An exploded library seemed to have descended on every surface. The books were all murder/mystery stories, ranging from ‘Poirot’ to ‘The Famous Five’. Not all of them, however, were so inspiring. At least, not to Brabbon. Here and there pornographic magazines thrust themselves out from beneath the mattress.

  The room was the epicentre of a bachelor pad. As such it had the accompanying smell of mould, cheesy footwear and Old Spice.

  The sink in one corner contained a mound of unwashed pots, dating back, one suspected, to the Napoleonic wars.

  One thing the room didn’t have, however, was a bolt on the door.

  Not that Brabbon felt it necessary.

  She was sure that Nesbit had no intention of disturbing her beauty sleep anyhow.

  As the old expression goes, ‘A policeman never goes off duty.’ Brabbon was no exception.

  She wanted to know what made the demented old duffer tick. Throwing aside her ethics she delved into every nook and cranny that her slender fingers could find.

  Along one wall there was a shelf. It had been banished into hibernation by a pair of Y fronts. Beneath them was a collection of old books.

  Brabbon’s fingertips scratched their buckled spines.

  She stopped on one particular paperback. Tugging it out, she sat on the edge of the uncomfortable mattress. The letter that Nesbit had been using for a page marker, attracted her attention. With a smile she unfolded it, checking the doorway for movement.

  Moments later she put it down on the duvet, her tiny eyes swollen with guilt.

  “Edith Brabbon, you stupid fool.” A tear ran down her cheek. “You wanted to know, didn’t you?
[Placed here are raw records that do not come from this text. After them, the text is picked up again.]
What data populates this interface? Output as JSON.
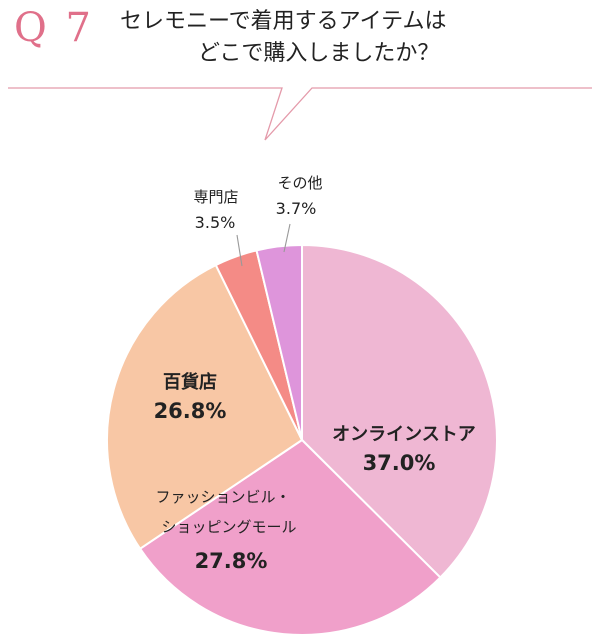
{
  "header": {
    "q_number": "Q 7",
    "question_line1": "セレモニーで着用するアイテムは",
    "question_line2": "どこで購入しましたか？"
  },
  "colors": {
    "accent": "#e0708a",
    "rule": "#e49aaa",
    "leader": "#999999"
  },
  "chart_data": {
    "type": "pie",
    "title": "",
    "unit": "%",
    "start_angle_deg": 0,
    "direction": "clockwise",
    "slices": [
      {
        "label": "オンラインストア",
        "value": 37.0,
        "display": "37.0%",
        "color": "#efb7d3"
      },
      {
        "label": "ファッションビル・ショッピングモール",
        "label_lines": [
          "ファッションビル・",
          "ショッピングモール"
        ],
        "value": 27.8,
        "display": "27.8%",
        "color": "#f0a0ca"
      },
      {
        "label": "百貨店",
        "value": 26.8,
        "display": "26.8%",
        "color": "#f8c7a5"
      },
      {
        "label": "専門店",
        "value": 3.5,
        "display": "3.5%",
        "color": "#f48b86"
      },
      {
        "label": "その他",
        "value": 3.7,
        "display": "3.7%",
        "color": "#de95db"
      }
    ]
  }
}
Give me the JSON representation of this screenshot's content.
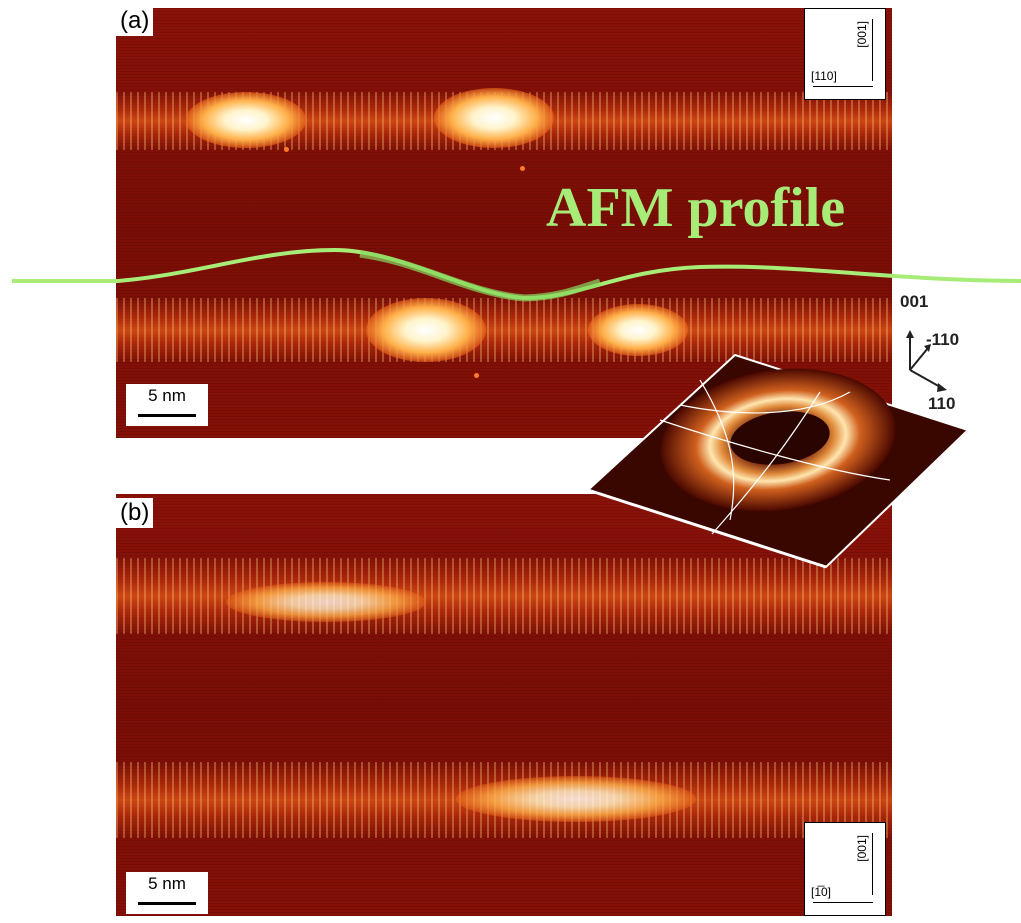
{
  "panel_a": {
    "label": "(a)",
    "scale_bar": "5 nm",
    "orientation": {
      "vertical": "[001]",
      "horizontal": "[110]"
    }
  },
  "panel_b": {
    "label": "(b)",
    "scale_bar": "5 nm",
    "orientation": {
      "vertical": "[001]",
      "horizontal": "[1̅0]"
    }
  },
  "afm_profile_label": "AFM profile",
  "axes": {
    "up": "001",
    "diagonal": "-110",
    "right": "110"
  },
  "colors": {
    "afm_profile": "#a8ec78",
    "stm_background": "#7e0c06",
    "stm_bright": "#fff4cc"
  }
}
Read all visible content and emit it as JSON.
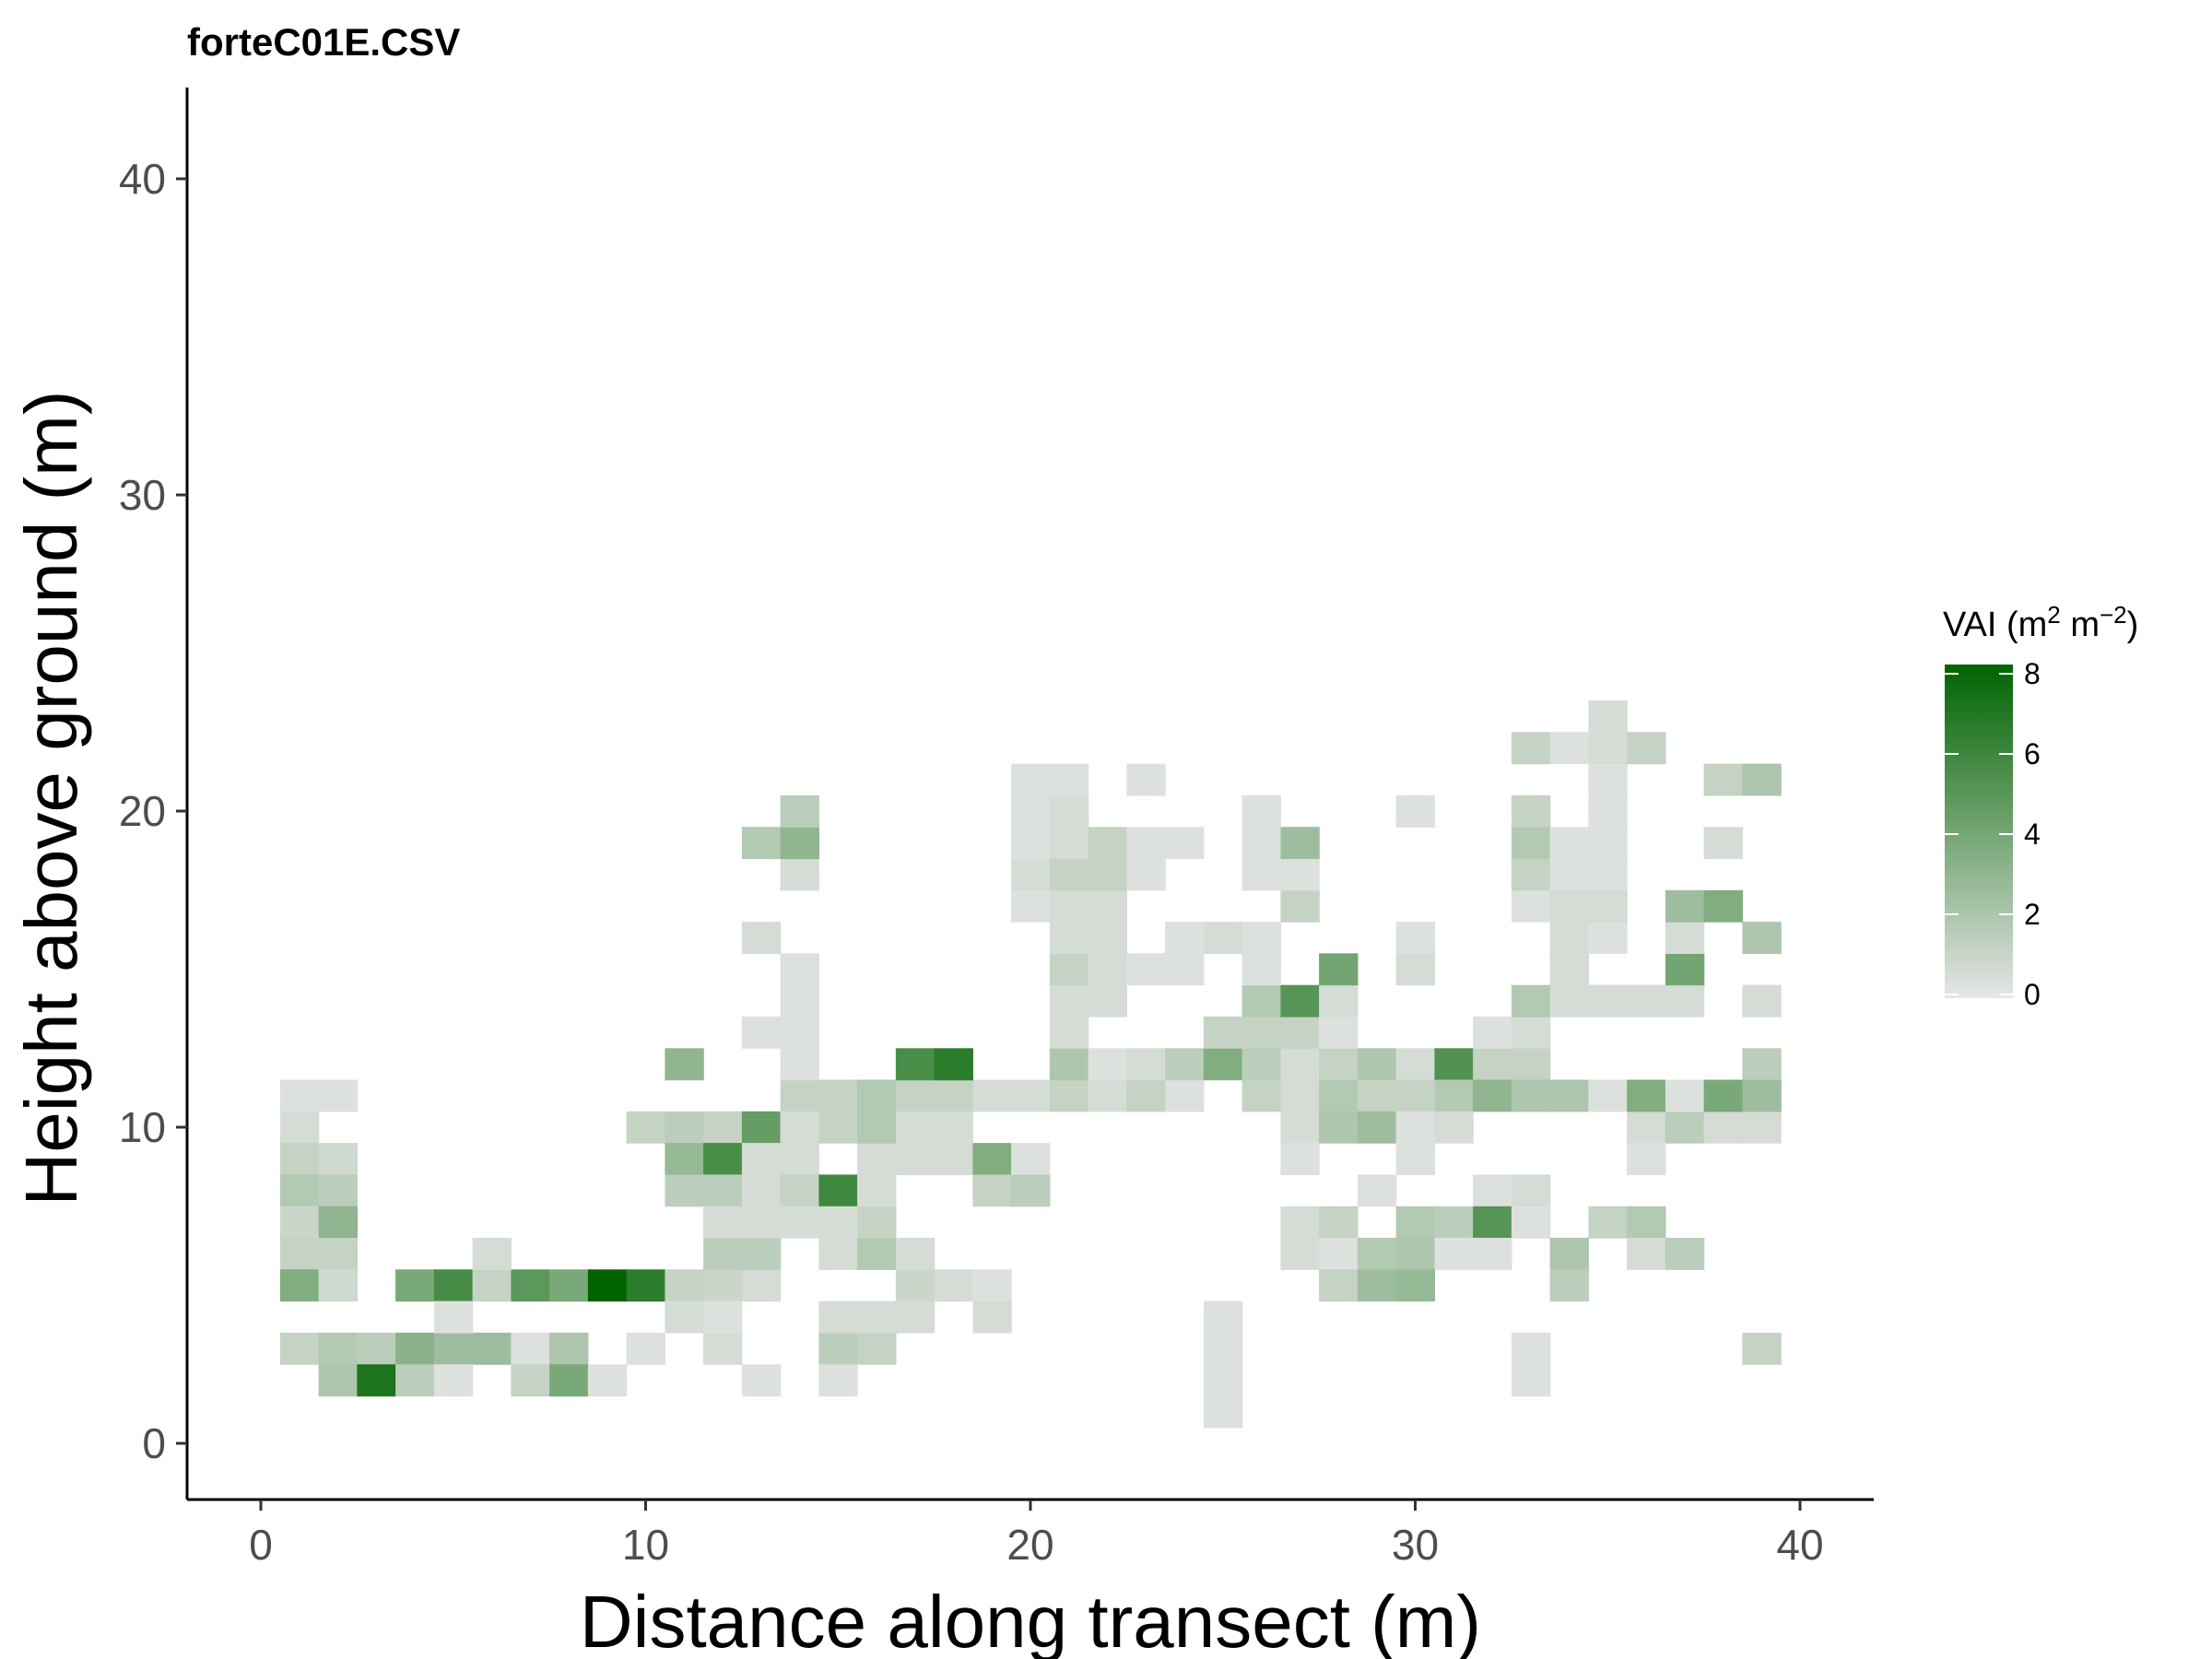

You wanted to find out where the crusty old sod was coming from?”

  Let’s take this opportunity to have a look at what she’s just read.

  February 12th 1999.

  Dear Mr Nesbit,

  The results of your tests have now been confirmed.

  It is with deep regret that I have to inform you that you are suffering from incurable ‘Cirrhosis of the liver.’ There is little point in me telling you to cut out the alcohol now, as the illness is already entering its final stages. Suffice it to say, you really ought to put your house in order before the start of the coming summer.